Student Access

Getting access to a story isn’t a simple task, and for students it can be the most intimidating part of reporting. Your approach is vital to securing access: the way you present yourself and your ability to pitch your idea to your subject.

Jasper Rischen is a current graduate student at Columbia Journalism School. For his first photo project at the school, he captured the day in the life of a transgender performer, nightlife host and dominatrix. In just a few days and a couple of Facebook messages, he was able to negotiate almost unlimited access with his subject, Jordan Fox. He describes his experience and lists some tips.

Why did you decide to follow Fox for this project?

I immediately thought about her when my photo professor said that this project had to be really visually interesting. I did some night photography in New York City and I remember seeing her out there.

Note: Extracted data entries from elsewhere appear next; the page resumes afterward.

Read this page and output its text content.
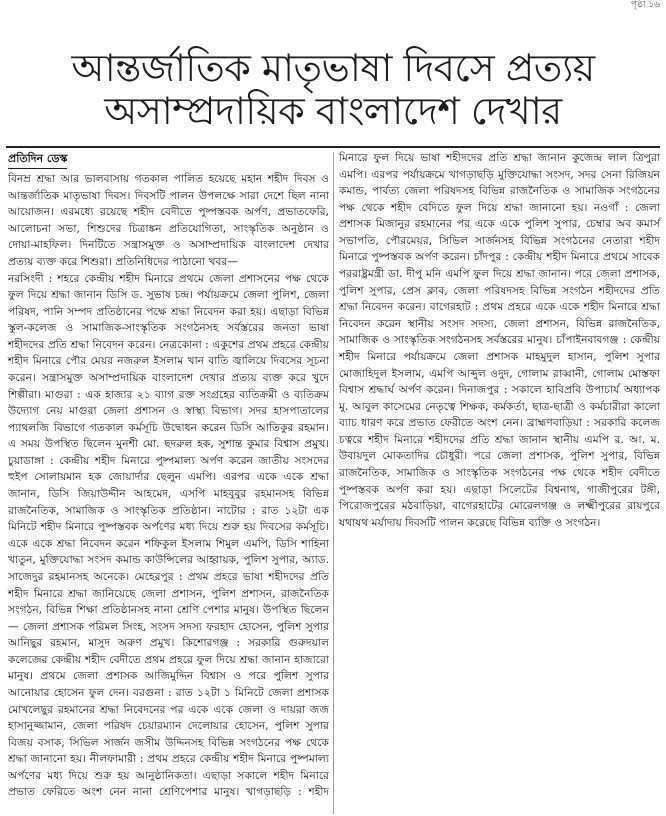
পৃষ্ঠা ১৬
আন্তর্জাতিক মাতৃভাষা দিবসে প্রত্যয়
অসাম্প্রদায়িক বাংলাদেশ দেখার
প্রতিদিন ডেস্ক

বিনম্র শ্রদ্ধা আর ভালবাসায় গতকাল পালিত হয়েছে মহান শহীদ দিবস ও আন্তর্জাতিক মাতৃভাষা দিবস। দিবসটি পালন উপলক্ষে সারা দেশে ছিল নানা আয়োজন। এরমধ্যে রয়েছে শহীদ বেদীতে পুষ্পস্তবক অর্পণ, প্রভাতফেরি, আলোচনা সভা, শিশুদের চিত্রাঙ্কন প্রতিযোগিতা, সাংস্কৃতিক অনুষ্ঠান ও দোয়া-মাহফিল। দিনটিতে সন্ত্রাসমুক্ত ও অসাম্প্রদায়িক বাংলাদেশ দেখার প্রত্যয় ব্যক্ত করে শিশুরা। প্রতিনিধিদের পাঠানো খবর—

নরসিংদী : শহরে কেন্দ্রীয় শহীদ মিনারে প্রথমে জেলা প্রশাসনের পক্ষ থেকে ফুল দিয়ে শ্রদ্ধা জানান ডিসি ড. সুভাষ চন্দ্র। পর্যায়ক্রমে জেলা পুলিশ, জেলা পরিষদ, পানি সম্পদ প্রতিষ্ঠানের পক্ষে শ্রদ্ধা নিবেদন করা হয়। এছাড়া বিভিন্ন স্কুল-কলেজ ও সামাজিক-সাংস্কৃতিক সংগঠনসহ সর্বস্তরের জনতা ভাষা শহীদদের প্রতি শ্রদ্ধা নিবেদন করেন। নেত্রকোনা : একুশের প্রথম প্রহরে কেন্দ্রীয় শহীদ মিনারে পৌর মেয়র নজরুল ইসলাম খান বাতি জ্বালিয়ে দিবসের সূচনা করেন। সন্ত্রাসমুক্ত অসাম্প্রদায়িক বাংলাদেশ দেখার প্রত্যয় ব্যক্ত করে খুদে শিল্পীরা। মাগুরা : এক হাজার ২১ ব্যাগ রক্ত সংগ্রহের ব্যতিক্রমী ও ব্যতিক্রম উদ্যোগ নেয় মাগুরা জেলা প্রশাসন ও স্বাস্থ্য বিভাগ। সদর হাসপাতালের প্যাথলজি বিভাগে গতকাল কর্মসূচি উদ্বোধন করেন ডিসি আতিকুর রহমান। এ সময় উপস্থিত ছিলেন মুনশী মো. ছদরুল হক, সুশান্ত কুমার বিশ্বাস প্রমুখ। চুয়াডাঙ্গা : কেন্দ্রীয় শহীদ মিনারে পুষ্পমাল্য অর্পণ করেন জাতীয় সংসদের হুইপ সোলায়মান হক জোয়ার্দার ছেলুন এমপি। এরপর একে একে শ্রদ্ধা জানান, ডিসি জিয়াউদ্দীন আহমেদ, এসপি মাহবুবুর রহমানসহ বিভিন্ন রাজনৈতিক, সামাজিক ও সাংস্কৃতিক প্রতিষ্ঠান। নাটোর : রাত ১২টা এক মিনিটে শহীদ মিনারে পুষ্পস্তবক অর্পণের মধ্য দিয়ে শুরু হয় দিবসের কর্মসূচি। একে একে শ্রদ্ধা নিবেদন করেন শফিকুল ইসলাম শিমুল এমপি, ডিসি শাহিনা খাতুন, মুক্তিযোদ্ধা সংসদ কমান্ড কাউন্সিলের আহ্বায়ক, পুলিশ সুপার, অ্যাড. সাজেদুর রহমানসহ অনেকে। মেহেরপুর : প্রথম প্রহরে ভাষা শহীদদের প্রতি শহীদ মিনারে শ্রদ্ধা জানিয়েছে জেলা প্রশাসন, পুলিশ প্রশাসন, রাজনৈতিক সংগঠন, বিভিন্ন শিক্ষা প্রতিষ্ঠানসহ নানা শ্রেণি পেশার মানুষ। উপস্থিত ছিলেন— জেলা প্রশাসক পরিমল সিংহ, সংসদ সদস্য ফরহাদ হোসেন, পুলিশ সুপার আনিছুর রহমান, মাসুদ অরুণ প্রমুখ। কিশোরগঞ্জ : সরকারি গুরুদয়াল কলেজের কেন্দ্রীয় শহীদ বেদীতে প্রথম প্রহরে ফুল দিয়ে শ্রদ্ধা জানান হাজারো মানুষ। প্রথমে জেলা প্রশাসক আজিমুদ্দিন বিশ্বাস ও পরে পুলিশ সুপার আনোয়ার হোসেন ফুল দেন। বরগুনা : রাত ১২টা ১ মিনিটে জেলা প্রশাসক মোখলেছুর রহমানের শ্রদ্ধা নিবেদনের পর একে একে জেলা ও দায়রা জজ হাসানুজ্জামান, জেলা পরিষদ চেয়ারম্যান দেলোয়ার হোসেন, পুলিশ সুপার বিজয় বসাক, সিভিল সার্জন জসীম উদ্দিনসহ বিভিন্ন সংগঠনের পক্ষ থেকে শ্রদ্ধা জানানো হয়। নীলফামারী : প্রথম প্রহরে কেন্দ্রীয় শহীদ মিনারে পুষ্পমাল্য অর্পণের মধ্য দিয়ে শুরু হয় আনুষ্ঠানিকতা। এছাড়া সকালে শহীদ মিনারে প্রভাত ফেরিতে অংশ নেন নানা শ্রেণিপেশার মানুষ। খাগড়াছড়ি : শহীদ মিনারে ফুল দিয়ে ভাষা শহীদদের প্রতি শ্রদ্ধা জানান কুজেন্দ্র লাল ত্রিপুরা এমপি। এরপর পর্যায়ক্রমে খাগড়াছড়ি মুক্তিযোদ্ধা সংসদ, সদর সেনা রিজিয়ন কমান্ড, পার্বত্য জেলা পরিষদসহ বিভিন্ন রাজনৈতিক ও সামাজিক সংগঠনের পক্ষ থেকে শহীদ বেদিতে ফুল দিয়ে শ্রদ্ধা জানানো হয়। নওগাঁ : জেলা প্রশাসক মিজানুর রহমানের পর একে একে পুলিশ সুপার, চেম্বার অব কমার্স সভাপতি, পৌরমেয়র, সিভিল সার্জনসহ বিভিন্ন সংগঠনের নেতারা শহীদ মিনারে পুষ্পস্তবক অর্পণ করেন। চাঁদপুর : কেন্দ্রীয় শহীদ মিনারে প্রথমে সাবেক পররাষ্ট্রমন্ত্রী ডা. দীপু মনি এমপি ফুল দিয়ে শ্রদ্ধা জানান। পরে জেলা প্রশাসক, পুলিশ সুপার, প্রেস ক্লাব, জেলা পরিষদসহ বিভিন্ন সংগঠন শহীদদের প্রতি শ্রদ্ধা নিবেদন করেন। বাগেরহাট : প্রথম প্রহরে একে একে শহীদ মিনারে শ্রদ্ধা নিবেদন করেন স্থানীয় সংসদ সদস্য, জেলা প্রশাসন, বিভিন্ন রাজনৈতিক, সামাজিক ও সাংস্কৃতিক সংগঠনসহ সর্বস্তরের মানুষ। চাঁপাইনবাবগঞ্জ : কেন্দ্রীয় শহীদ মিনারে পর্যায়ক্রমে জেলা প্রশাসক মাহমুদুল হাসান, পুলিশ সুপার মোজাহিদুল ইসলাম, এমপি আব্দুল ওদুদ, গোলাম রাব্বানী, গোলাম মোস্তফা বিশ্বাস শ্রদ্ধার্ঘ অর্পণ করেন। দিনাজপুর : সকালে হাবিপ্রবি উপাচার্য অধ্যাপক মু. আবুল কাসেমের নেতৃত্বে শিক্ষক, কর্মকর্তা, ছাত্র-ছাত্রী ও কর্মচারীরা কালো ব্যাচ ধারণ করে প্রভাত ফেরীতে অংশ নেন। ব্রাহ্মণবাড়িয়া : সরকারি কলেজ চত্বরে শহীদ মিনারে শহীদদের প্রতি শ্রদ্ধা জানান স্থানীয় এমপি র. আ. ম. উবায়দুল মোকতাদির চৌধুরী। পরে জেলা প্রশাসক, পুলিশ সুপার, বিভিন্ন রাজনৈতিক, সামাজিক ও সাংস্কৃতিক সংগঠনের পক্ষ থেকে শহীদ বেদীতে পুষ্পস্তবক অর্পণ করা হয়। এছাড়া সিলেটের বিশ্বনাথ, গাজীপুরের টঙ্গী, পিরোজপুরের মঠবাড়িয়া, বাগেরহাটের মোরেলগঞ্জ ও লক্ষ্মীপুরের রায়পুরে যথাযথ মর্যাদায় দিবসটি পালন করেছে বিভিন্ন ব্যক্তি ও সংগঠন।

How did you get in touch with her?

I looked her up on Facebook and I saw that we have a really good friend in common. I sent her a Facebook message. I told her that I’d seen her a couple of times, and I mentioned our friend in common. I told her about the project and I did say that it was for Columbia University. Also, my friend reached out to her and told her about me.

How did she respond?

She seemed a little hesitant. She said that she would usually never let someone get that close. I said that I would send her the pictures. I told her that initially it was for school, but Columbia is such a big platform that it could become something bigger.

What happened on your first day of shooting?

She was doing her make up when I got there. It was definitely a really visually interesting moment but I didn’t start shooting right away. Instead, I chatted with her for a while. I explained the ground rules for the day. I said that she should pretend that I wasn’t there. I also told her that if I became intrusive in any way she should let me know. You don’t want to be in her face all the time.

How much time did you spend with her?

From noon until 6 in the morning. I left briefly for dinner.

What was the hardest part of this project?

Making it clear [to Fox] that it was a documentary photography project and not a regular photo shoot.

What’s your biggest takeaway from this experience?

You really have to build trust before you start shooting, and you should never start shooting right away.

Any last tips or suggestions?

See who is in your extended network. That could really help to gain the trust. It really helped that we had a friend in common that could put a good word in for me.